Researchers at the University of Illinois at Chicago are using the perspective to keep drivers safe from falling poles.
CBS 2's Suzanne Le Mignot got a first look inside that UIC lab that's trying to address the problem she's been covering for months.
If a light pole, standing 20 feet high, needed to be inspected, a Chicago Department of Transportation worker would need to come out with heavy equipment to inspect it from top to bottom. New research being done shows a drone could be used to do that work instead.
Inside the UIC High Bay Structures Lab, researchers use drone video of a vibration study on an aluminum light pole.
"There is something that hit the light pole," said Didem Ozevin, a UIC civil engineering professor, examining the pole. "It causes a lot of buckling here."
They can see drone views from high above and on the side of the pole. Vibration studies are used to see how a pole moves, to detect the amount of damage it has.
One pole they looked at moves in a circular pattern because of the buckling at the base.

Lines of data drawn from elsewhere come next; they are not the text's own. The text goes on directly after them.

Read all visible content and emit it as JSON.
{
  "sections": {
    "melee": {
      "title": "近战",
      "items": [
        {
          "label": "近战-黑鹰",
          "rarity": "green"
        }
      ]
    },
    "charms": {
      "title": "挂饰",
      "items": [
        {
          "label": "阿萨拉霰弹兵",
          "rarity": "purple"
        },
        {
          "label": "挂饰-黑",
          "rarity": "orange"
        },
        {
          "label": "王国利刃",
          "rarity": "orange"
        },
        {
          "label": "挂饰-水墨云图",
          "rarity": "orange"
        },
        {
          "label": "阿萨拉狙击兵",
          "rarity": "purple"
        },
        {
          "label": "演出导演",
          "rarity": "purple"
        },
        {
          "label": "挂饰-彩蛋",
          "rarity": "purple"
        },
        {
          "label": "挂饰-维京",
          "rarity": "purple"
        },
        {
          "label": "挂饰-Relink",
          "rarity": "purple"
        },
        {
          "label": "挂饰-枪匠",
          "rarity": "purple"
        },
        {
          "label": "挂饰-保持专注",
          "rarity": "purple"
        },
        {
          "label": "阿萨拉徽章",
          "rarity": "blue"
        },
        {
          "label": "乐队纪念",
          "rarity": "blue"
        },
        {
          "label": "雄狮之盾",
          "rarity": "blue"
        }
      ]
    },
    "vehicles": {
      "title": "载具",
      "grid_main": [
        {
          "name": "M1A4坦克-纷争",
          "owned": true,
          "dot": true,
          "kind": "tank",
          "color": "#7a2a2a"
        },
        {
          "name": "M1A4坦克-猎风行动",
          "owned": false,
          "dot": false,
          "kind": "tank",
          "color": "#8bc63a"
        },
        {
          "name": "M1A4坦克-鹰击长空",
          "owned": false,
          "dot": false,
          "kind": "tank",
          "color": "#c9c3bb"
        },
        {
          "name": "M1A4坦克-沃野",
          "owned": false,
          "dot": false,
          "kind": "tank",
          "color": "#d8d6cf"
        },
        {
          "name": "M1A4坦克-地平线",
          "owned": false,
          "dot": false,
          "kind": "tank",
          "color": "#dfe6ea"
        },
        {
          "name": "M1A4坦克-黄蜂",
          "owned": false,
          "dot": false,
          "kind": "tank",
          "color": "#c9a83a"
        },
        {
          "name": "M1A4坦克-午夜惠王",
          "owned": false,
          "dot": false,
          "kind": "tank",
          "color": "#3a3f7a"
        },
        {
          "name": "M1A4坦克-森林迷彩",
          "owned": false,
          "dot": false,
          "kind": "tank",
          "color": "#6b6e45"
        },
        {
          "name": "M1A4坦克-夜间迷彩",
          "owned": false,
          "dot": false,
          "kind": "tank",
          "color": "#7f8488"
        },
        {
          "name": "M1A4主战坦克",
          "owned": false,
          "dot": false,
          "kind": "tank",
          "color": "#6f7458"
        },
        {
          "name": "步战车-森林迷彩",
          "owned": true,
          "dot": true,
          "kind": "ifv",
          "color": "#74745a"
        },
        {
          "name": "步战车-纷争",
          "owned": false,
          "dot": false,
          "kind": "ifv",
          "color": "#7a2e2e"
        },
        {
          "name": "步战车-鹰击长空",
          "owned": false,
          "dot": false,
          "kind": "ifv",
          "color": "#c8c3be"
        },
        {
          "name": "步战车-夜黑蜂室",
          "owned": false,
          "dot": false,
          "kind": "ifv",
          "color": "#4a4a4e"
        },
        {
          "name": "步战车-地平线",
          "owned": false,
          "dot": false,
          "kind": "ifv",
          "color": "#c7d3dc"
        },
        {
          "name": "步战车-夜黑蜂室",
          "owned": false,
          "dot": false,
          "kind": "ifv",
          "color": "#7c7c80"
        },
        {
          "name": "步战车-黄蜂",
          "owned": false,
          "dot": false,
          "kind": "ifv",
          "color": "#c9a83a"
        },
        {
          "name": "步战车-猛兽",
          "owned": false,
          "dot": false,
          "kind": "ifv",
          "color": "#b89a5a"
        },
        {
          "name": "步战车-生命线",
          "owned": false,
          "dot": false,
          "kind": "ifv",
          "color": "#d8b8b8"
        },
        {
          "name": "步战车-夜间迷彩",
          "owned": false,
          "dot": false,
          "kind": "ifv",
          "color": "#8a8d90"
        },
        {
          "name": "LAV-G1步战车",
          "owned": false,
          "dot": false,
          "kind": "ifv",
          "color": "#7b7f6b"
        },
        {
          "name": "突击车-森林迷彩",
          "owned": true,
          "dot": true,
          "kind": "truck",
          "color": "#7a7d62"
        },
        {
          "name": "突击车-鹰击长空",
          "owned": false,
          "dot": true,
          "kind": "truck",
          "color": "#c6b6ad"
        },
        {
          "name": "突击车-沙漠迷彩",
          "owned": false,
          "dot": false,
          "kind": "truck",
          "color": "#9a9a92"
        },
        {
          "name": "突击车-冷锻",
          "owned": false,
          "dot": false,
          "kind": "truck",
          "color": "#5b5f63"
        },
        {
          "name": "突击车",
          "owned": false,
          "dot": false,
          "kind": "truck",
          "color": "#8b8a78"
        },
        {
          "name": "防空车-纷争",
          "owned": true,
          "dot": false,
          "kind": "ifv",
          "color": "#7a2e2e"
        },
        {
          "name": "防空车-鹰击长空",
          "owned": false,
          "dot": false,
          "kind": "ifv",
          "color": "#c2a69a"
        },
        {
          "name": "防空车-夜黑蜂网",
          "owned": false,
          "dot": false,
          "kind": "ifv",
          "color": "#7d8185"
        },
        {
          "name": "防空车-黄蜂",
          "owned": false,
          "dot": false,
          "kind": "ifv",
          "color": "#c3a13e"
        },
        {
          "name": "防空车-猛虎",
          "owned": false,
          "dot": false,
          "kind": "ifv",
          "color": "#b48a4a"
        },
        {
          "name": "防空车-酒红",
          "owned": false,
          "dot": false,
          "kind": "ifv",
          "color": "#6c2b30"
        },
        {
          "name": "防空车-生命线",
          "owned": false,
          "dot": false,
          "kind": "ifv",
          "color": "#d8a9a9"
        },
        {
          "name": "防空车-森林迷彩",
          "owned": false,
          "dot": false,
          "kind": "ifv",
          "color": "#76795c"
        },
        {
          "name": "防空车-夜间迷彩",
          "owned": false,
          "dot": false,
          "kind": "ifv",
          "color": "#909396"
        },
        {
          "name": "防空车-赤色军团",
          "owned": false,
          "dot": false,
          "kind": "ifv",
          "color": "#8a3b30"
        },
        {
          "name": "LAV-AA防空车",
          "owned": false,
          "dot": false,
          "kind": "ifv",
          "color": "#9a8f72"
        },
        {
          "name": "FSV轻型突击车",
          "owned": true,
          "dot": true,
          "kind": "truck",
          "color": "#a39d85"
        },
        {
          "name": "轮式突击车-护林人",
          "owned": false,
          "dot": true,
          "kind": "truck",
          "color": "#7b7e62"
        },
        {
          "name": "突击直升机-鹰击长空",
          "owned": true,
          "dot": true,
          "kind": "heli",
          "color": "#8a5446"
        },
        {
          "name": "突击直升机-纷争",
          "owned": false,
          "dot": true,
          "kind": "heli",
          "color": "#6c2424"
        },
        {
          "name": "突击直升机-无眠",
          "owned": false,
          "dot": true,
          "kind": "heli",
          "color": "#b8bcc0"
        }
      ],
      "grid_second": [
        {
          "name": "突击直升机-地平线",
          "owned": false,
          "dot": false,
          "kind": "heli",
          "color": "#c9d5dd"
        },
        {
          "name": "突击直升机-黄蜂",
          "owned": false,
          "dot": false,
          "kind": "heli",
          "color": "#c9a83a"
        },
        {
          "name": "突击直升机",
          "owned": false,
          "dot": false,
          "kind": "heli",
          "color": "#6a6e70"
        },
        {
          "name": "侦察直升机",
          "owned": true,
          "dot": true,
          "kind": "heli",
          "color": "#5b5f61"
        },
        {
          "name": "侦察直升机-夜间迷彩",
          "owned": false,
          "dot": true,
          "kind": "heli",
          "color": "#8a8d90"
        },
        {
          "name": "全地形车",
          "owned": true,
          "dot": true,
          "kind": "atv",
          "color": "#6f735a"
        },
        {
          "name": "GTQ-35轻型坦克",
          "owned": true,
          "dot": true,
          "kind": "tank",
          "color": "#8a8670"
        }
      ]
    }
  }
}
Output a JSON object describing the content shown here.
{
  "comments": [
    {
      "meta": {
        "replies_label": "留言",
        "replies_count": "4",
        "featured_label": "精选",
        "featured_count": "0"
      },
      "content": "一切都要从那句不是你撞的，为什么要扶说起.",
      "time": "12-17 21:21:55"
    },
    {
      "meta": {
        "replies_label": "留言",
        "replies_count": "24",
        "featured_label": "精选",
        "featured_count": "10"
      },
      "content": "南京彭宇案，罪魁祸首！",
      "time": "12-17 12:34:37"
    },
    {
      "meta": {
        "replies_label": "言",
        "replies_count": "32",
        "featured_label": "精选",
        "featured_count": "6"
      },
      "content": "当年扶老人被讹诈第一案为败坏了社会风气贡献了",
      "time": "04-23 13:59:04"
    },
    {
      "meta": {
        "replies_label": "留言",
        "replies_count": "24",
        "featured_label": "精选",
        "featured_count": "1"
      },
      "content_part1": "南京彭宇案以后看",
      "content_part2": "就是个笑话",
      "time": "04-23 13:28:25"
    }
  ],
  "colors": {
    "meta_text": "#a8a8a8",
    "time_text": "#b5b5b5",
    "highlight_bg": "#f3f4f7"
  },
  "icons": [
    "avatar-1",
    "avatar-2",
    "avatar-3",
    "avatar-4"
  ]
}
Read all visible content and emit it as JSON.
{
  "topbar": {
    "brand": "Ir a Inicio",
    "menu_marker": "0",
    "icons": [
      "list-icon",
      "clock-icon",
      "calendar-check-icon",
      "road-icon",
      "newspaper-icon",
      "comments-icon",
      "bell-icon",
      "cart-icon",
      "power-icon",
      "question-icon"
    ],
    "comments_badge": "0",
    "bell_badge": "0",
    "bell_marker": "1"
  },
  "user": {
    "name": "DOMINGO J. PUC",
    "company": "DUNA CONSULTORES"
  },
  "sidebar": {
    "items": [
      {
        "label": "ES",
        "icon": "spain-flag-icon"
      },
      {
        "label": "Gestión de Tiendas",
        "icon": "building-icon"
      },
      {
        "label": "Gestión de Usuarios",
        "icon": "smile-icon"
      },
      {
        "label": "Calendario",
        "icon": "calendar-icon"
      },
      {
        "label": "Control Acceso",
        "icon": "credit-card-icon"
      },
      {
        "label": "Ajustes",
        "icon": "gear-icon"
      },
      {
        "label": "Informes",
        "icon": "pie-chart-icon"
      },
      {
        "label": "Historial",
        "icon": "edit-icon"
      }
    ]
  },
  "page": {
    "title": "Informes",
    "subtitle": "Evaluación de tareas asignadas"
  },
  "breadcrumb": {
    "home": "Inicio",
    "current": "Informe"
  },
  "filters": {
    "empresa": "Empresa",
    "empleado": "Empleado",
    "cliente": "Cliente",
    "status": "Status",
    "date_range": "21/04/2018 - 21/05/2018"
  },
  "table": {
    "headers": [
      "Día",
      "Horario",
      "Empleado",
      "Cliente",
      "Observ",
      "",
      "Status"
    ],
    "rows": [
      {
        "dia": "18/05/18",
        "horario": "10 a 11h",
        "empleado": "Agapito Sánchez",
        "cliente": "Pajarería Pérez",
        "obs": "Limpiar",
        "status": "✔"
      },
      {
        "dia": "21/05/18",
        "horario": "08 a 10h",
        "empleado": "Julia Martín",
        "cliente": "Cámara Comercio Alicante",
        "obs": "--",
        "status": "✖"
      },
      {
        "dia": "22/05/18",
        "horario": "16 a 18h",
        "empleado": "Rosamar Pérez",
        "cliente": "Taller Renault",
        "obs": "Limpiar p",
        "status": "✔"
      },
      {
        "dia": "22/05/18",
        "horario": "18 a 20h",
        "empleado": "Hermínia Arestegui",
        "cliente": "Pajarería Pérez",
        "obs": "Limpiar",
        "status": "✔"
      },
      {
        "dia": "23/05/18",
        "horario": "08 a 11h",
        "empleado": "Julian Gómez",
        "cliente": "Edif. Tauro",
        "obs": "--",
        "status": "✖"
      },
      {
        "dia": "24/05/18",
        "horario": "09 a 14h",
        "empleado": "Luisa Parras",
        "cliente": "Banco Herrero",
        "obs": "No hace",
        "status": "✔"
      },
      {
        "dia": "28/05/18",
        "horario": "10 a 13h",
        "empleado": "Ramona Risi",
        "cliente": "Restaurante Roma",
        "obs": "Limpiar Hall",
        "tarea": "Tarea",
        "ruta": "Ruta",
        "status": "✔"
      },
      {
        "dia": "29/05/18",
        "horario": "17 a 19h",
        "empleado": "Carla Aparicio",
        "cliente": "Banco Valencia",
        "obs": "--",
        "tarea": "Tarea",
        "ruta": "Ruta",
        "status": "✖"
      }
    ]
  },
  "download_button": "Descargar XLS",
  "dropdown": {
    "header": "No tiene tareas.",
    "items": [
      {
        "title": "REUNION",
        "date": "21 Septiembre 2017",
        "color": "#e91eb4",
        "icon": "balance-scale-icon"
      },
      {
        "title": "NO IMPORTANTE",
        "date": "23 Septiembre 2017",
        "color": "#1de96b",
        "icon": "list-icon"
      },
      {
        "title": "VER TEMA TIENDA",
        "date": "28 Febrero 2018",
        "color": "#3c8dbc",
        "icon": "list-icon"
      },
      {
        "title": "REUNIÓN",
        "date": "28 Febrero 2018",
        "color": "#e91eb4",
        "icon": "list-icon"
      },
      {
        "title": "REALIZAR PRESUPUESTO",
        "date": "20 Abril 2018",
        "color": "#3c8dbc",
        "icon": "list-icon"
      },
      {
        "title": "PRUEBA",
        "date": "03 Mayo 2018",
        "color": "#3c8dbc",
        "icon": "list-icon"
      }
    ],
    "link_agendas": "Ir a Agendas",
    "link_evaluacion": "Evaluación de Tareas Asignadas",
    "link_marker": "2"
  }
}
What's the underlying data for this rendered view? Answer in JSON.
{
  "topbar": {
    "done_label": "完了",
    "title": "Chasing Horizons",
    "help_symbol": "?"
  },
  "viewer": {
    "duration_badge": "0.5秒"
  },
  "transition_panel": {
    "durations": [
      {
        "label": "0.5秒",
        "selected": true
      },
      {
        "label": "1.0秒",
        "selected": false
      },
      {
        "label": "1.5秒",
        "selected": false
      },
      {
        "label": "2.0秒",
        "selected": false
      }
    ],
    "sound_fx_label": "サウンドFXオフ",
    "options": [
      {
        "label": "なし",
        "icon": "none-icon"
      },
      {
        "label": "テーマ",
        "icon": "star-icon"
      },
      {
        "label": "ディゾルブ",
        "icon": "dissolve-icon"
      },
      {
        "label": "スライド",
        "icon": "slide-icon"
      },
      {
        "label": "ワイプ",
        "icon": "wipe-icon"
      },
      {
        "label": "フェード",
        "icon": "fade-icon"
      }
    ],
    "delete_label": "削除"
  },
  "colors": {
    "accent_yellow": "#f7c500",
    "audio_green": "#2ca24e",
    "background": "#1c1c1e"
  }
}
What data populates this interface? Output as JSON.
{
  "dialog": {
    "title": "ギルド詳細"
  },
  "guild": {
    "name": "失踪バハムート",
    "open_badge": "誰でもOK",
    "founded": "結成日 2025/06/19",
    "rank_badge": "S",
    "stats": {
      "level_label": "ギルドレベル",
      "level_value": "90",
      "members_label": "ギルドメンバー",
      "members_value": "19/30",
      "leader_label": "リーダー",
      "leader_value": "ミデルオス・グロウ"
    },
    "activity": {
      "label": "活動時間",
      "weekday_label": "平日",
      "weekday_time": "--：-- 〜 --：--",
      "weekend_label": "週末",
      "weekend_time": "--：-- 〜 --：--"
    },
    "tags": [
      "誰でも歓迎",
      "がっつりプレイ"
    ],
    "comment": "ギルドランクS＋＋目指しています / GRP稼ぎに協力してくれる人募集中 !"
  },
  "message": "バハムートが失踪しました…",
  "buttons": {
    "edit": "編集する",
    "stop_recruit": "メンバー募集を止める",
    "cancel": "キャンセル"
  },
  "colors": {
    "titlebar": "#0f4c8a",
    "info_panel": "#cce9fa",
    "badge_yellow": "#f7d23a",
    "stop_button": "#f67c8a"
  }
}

"It doesn't say that it's going to fall, but is says there is some damage on the structure which may require some precautions to be taken," Ozevin said.
Ozevin and a team of her students have been studying light poles donated by a construction company with the help of CDOT.
They use drones in the lab to survey the damage on the light poles. Ozevin said her hope is to have the drone technology to use in a cost-effective way to inspect many light poles at a time around the city all at once.
"The drone can capture the data from hundreds of light poles in one inspection and that also provides some digital data that you can store the information and compare with the next inspection," Ozevin said.
"These are a great example of fundamental types of research that we do and they can impact the day-to-day lives of the citizens of our city," said Lesley Sneed, director of the UIC High Bay Structures Lab.
Ozevin said they've discovered light poles fail primarily, because of wind like one light pole that fell near Roosevelt and Clark and another that fell on top of an SUV at Halsted and Armitage in April.
Research also shows that rust developing on steel light poles can make them even weaker, because the load bearing capacity of a light pole is reduced by the rust.
"Over the years it accumulates, it causes complete section loss as we see right here," Ozevin said.
So what about CDOT using drones to inspect multiple light poles during an inspection? All a CDOT spokesperson would say it they don't currently use drones.